Fraudster of the Week -- Pharmacy Fraudster Steven Butcher
By the C|C Whistleblower Lawyer Team
On Wednesday, former pharmaceutical sales representative Steven Butcher admitted to running a $45 million scheme to swindle both federally-funded and private health care benefit programs. Butcher was charged with one count of conspiracy to commit health care fraud and one count of conspiracy to violate the Anti-Kickback Statute, a law designed to remove financial incentives from patient health care decisions.

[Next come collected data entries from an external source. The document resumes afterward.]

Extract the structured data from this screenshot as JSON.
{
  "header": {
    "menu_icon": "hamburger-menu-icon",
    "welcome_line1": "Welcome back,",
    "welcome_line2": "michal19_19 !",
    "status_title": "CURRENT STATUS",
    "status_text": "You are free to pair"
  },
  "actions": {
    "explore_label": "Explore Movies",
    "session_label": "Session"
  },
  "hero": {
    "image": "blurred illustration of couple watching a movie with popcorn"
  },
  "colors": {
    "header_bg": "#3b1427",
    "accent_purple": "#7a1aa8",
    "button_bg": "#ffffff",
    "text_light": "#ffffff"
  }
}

According to prosecutors, Butcher owned and operated MedMax LLC, a New York-based compounded medication sales and marketing company. Compounded medications are expensive drugs prepared specifically for a single patient by mixing various ingredients. Butcher, along with several co-conspirators, allegedly recruited patients who had insurance plans covering compounded drugs and encouraged them to obtain prescriptions for such drugs regardless of whether they were medically necessary. Once the prescriptions had been filled by compounding pharmacies, the pharmacies sent a cut of their reimbursement from insurers to Butcher and MedMax. Some prescriptions cost as much as $43,000 a piece, and Butcher received between 40 and 53 percent of the reimbursement rate.

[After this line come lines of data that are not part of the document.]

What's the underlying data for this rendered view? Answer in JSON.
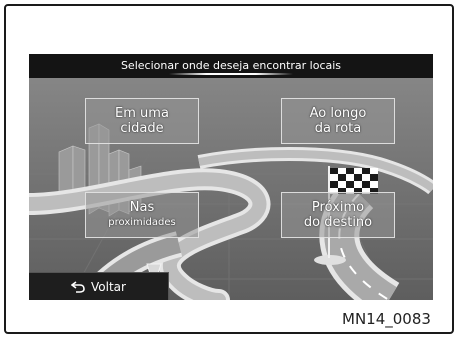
{
  "screen": {
    "title": "Selecionar onde deseja encontrar locais",
    "options": [
      {
        "line1": "Em uma",
        "line2": "cidade"
      },
      {
        "line1": "Ao longo",
        "line2": "da rota"
      },
      {
        "line1": "Nas",
        "line2": "proximidades"
      },
      {
        "line1": "Próximo",
        "line2": "do destino"
      }
    ],
    "back_label": "Voltar",
    "back_icon": "return-arrow-icon"
  },
  "figure_code": "MN14_0083"
}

Butcher’s plea agreement requires him to pay restitution of at least $45 million and to forfeit the $4.5 million he personally earned over the course of the two-year scheme. Three of his co-conspirators have also entered guilty pleas. Butcher was prosecuted by the New Jersey U.S. Attorney’s Office, which has pursued more than nineteen individuals across the state for their involvement in compounding pharmacy schemes.
Compounding pharmacy fraud has risen dramatically over the past decade. In 2015 alone, TRICARE, the federal government payor for military health insurance, paid $1.75 billion in claims for compounded drugs. The Department of Justice and the Department of Defense suspect that the majority of those claims were fraudulent.